Ensuring data remains encrypted even during processing reduces the chances of malicious actors, whether insiders or outsiders, accessing or interpreting sensitive information. Still, one of its primary benefits is secure data sharing.
But if FHE is an ideal complement to anonymisation, why has the Government yet to embrace it?
FHE is a newer and more complex technology than anonymisation, and its standardisation is still in progress. However, the adoption of FHE is increasing, and its technology has now become simple enough for healthcare workers.
Securing sensitive data for AI progress
As the Government’s new AI plan develops, exploring its diverse use cases and significant security advantages is crucial.
There’s an opportunity here for the Government to work with stakeholders across the FHE space, from technology providers to industry bodies, to create standardised FHE solutions that protect UK data.

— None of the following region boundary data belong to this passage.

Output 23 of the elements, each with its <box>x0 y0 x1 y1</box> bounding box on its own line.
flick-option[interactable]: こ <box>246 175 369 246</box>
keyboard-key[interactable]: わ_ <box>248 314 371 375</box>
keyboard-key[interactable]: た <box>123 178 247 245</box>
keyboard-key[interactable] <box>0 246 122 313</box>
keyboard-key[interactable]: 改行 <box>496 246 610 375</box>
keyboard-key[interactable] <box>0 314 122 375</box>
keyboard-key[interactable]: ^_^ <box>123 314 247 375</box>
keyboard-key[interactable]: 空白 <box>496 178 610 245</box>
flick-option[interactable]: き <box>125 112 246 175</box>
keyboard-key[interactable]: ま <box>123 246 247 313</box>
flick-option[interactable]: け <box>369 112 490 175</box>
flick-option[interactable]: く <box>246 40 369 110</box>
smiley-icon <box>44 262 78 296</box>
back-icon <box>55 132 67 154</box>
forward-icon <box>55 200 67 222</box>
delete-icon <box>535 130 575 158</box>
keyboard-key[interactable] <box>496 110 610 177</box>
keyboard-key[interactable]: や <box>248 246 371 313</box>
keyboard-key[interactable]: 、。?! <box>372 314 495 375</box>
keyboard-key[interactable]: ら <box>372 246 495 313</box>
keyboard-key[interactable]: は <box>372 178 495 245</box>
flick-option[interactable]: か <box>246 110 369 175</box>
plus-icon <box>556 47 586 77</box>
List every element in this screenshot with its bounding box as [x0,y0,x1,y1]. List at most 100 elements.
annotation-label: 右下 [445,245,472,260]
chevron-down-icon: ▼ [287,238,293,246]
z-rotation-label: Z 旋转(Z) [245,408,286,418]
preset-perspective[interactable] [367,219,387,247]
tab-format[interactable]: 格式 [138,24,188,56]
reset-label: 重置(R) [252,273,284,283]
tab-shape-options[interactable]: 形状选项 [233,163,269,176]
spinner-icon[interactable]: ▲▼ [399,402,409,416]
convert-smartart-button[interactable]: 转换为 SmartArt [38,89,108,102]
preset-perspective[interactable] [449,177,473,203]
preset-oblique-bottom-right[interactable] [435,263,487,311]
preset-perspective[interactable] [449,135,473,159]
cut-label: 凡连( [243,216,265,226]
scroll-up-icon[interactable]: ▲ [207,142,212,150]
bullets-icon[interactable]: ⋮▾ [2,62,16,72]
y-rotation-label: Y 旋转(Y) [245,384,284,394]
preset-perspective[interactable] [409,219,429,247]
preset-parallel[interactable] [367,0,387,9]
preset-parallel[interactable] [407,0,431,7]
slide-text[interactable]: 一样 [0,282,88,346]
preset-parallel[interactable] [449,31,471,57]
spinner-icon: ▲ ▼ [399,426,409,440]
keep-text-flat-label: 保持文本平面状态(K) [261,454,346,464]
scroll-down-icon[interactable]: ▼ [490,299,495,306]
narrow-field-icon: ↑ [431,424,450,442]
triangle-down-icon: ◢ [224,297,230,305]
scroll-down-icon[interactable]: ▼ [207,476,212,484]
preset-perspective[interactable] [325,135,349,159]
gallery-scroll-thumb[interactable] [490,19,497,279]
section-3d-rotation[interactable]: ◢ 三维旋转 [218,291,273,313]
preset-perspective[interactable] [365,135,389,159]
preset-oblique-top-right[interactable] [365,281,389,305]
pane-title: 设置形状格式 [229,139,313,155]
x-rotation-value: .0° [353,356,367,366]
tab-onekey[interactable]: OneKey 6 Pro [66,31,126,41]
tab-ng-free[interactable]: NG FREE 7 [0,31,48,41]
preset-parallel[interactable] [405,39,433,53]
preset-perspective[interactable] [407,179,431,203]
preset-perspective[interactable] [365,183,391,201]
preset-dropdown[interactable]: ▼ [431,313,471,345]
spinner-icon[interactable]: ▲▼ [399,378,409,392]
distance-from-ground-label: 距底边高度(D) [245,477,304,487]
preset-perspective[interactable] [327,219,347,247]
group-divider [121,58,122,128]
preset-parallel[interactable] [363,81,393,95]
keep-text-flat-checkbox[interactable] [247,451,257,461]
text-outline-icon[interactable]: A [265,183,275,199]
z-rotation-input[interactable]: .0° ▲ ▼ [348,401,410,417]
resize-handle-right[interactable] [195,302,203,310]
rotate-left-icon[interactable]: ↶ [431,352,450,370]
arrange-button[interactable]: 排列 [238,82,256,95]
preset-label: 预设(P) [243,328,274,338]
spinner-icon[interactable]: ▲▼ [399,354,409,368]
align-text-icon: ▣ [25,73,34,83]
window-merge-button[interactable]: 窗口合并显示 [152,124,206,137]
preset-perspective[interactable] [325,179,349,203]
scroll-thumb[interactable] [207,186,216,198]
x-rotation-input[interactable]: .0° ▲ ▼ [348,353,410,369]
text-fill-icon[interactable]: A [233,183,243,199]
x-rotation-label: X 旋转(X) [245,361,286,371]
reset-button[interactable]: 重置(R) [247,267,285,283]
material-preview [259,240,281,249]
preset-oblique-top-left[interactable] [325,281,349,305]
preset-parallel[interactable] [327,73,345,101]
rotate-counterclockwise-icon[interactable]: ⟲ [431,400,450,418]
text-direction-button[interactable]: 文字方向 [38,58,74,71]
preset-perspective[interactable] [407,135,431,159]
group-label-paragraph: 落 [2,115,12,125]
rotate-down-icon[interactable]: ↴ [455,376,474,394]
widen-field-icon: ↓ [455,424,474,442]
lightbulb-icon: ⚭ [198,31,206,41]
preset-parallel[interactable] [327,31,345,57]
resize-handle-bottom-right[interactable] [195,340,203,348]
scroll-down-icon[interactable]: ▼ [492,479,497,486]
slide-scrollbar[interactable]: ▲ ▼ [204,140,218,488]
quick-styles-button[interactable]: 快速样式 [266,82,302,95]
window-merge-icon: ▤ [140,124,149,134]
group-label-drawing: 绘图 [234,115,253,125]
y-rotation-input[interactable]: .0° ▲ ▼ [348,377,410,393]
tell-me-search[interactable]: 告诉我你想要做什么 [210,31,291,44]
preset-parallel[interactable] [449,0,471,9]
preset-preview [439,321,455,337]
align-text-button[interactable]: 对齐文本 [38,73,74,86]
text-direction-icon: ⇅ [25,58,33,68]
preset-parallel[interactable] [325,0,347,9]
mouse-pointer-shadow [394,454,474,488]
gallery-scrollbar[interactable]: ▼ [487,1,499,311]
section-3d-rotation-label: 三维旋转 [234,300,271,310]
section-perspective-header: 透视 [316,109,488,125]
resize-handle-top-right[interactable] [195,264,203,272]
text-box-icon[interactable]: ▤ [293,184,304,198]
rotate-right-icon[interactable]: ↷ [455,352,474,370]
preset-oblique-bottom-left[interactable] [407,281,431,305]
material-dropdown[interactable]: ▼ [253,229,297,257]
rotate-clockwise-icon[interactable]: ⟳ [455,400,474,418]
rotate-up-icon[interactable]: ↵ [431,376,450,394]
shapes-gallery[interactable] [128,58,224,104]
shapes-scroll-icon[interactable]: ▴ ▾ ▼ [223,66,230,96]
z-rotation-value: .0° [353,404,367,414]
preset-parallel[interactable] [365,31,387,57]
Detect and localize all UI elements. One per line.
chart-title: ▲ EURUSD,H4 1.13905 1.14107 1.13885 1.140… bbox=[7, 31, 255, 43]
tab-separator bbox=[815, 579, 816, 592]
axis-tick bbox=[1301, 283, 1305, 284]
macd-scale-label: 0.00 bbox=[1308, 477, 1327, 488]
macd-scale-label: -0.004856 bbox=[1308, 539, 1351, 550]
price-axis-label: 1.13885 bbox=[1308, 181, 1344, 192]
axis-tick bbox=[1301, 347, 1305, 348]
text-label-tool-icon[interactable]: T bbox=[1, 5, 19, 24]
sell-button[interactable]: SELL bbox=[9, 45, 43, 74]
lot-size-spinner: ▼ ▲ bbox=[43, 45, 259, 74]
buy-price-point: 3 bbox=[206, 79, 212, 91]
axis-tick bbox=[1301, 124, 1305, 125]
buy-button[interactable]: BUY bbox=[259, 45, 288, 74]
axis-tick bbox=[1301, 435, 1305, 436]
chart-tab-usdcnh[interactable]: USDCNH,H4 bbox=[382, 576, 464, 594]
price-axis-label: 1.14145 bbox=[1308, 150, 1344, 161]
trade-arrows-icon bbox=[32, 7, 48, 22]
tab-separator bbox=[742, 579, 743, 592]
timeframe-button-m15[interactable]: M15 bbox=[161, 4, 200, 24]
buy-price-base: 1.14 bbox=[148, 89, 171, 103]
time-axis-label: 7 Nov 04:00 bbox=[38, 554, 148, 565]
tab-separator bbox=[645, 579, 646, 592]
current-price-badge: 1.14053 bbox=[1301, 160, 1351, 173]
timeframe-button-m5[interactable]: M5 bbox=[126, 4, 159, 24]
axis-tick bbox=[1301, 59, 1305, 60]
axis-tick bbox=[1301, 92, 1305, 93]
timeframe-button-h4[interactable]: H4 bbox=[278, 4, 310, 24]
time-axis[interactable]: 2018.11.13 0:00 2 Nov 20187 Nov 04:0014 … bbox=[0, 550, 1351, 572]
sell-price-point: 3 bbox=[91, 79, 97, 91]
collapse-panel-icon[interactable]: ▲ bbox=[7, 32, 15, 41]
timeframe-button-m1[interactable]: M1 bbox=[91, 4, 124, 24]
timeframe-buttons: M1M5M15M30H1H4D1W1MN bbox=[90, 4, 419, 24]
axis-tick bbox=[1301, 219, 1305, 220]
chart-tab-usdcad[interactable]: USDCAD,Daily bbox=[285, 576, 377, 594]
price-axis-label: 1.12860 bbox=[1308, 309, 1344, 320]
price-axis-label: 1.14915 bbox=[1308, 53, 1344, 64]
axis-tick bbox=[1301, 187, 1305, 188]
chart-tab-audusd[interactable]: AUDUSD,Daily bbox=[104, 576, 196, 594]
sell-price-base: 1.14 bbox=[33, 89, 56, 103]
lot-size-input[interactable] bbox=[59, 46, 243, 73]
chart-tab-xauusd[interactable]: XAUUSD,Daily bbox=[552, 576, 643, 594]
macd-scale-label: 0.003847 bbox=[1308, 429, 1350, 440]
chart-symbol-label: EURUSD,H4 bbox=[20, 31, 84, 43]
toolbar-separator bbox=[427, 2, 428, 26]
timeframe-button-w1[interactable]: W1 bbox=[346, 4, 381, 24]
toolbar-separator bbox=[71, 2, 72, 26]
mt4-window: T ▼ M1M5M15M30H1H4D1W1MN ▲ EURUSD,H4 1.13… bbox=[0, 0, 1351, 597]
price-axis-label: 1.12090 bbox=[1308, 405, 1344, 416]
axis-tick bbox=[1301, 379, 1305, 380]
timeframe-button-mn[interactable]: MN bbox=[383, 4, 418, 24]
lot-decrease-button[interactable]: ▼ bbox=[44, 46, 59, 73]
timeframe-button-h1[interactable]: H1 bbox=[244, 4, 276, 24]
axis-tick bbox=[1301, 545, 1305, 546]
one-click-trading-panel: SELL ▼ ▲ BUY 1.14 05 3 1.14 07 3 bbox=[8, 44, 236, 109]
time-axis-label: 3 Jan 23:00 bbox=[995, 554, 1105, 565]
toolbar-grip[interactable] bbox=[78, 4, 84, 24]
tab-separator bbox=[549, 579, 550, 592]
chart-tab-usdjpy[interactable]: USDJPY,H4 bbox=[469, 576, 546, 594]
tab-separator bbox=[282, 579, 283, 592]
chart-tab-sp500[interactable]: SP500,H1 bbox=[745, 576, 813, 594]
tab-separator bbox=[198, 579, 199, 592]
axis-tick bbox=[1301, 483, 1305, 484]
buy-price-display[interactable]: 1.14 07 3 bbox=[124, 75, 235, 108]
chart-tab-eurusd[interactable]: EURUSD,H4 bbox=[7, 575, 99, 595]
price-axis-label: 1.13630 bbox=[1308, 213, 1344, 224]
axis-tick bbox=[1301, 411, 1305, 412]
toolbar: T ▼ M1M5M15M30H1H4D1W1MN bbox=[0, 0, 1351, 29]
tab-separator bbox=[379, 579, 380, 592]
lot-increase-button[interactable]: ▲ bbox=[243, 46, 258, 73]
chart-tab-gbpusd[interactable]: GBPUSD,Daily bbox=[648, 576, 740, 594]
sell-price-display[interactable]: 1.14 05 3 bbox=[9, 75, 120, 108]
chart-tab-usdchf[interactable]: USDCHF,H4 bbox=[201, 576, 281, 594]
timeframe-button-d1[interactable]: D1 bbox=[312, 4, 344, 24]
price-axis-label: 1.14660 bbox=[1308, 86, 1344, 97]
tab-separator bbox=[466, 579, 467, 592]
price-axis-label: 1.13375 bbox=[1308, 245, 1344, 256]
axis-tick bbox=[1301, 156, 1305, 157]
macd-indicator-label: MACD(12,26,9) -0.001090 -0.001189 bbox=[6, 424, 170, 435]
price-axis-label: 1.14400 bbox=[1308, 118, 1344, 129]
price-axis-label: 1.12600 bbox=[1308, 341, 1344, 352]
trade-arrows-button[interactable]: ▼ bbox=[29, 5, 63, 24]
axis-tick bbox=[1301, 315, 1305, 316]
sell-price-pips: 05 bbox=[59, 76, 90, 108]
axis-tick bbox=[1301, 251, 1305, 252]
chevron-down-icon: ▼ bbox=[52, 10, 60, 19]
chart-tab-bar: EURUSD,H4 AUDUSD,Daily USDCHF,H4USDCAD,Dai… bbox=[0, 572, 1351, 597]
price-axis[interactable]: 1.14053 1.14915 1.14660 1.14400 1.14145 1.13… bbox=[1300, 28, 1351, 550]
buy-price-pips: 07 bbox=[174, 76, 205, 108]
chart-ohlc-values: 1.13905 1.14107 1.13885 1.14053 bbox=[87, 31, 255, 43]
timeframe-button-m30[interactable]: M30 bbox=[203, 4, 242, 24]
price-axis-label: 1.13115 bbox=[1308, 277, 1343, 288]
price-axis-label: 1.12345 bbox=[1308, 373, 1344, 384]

In addition to FHE, the Government should also be levelling up their anonymisation. Differential Privacy, or k-anonymity, is an improved anonymisation technique that conceals individual data points in a dataset.
It can be used very effectively in conjunction with FHE to train machine learning models on sensitive data.
The Government’s ambitious AI plan has huge potential for the UK. However, the data it relies upon must be treated with utmost care. Standard anonymisation isn’t enough to share sensitive public information, and the Government must seek extra ways to secure individuals’ data. Otherwise, opening the door to innovation could unleash more than intended.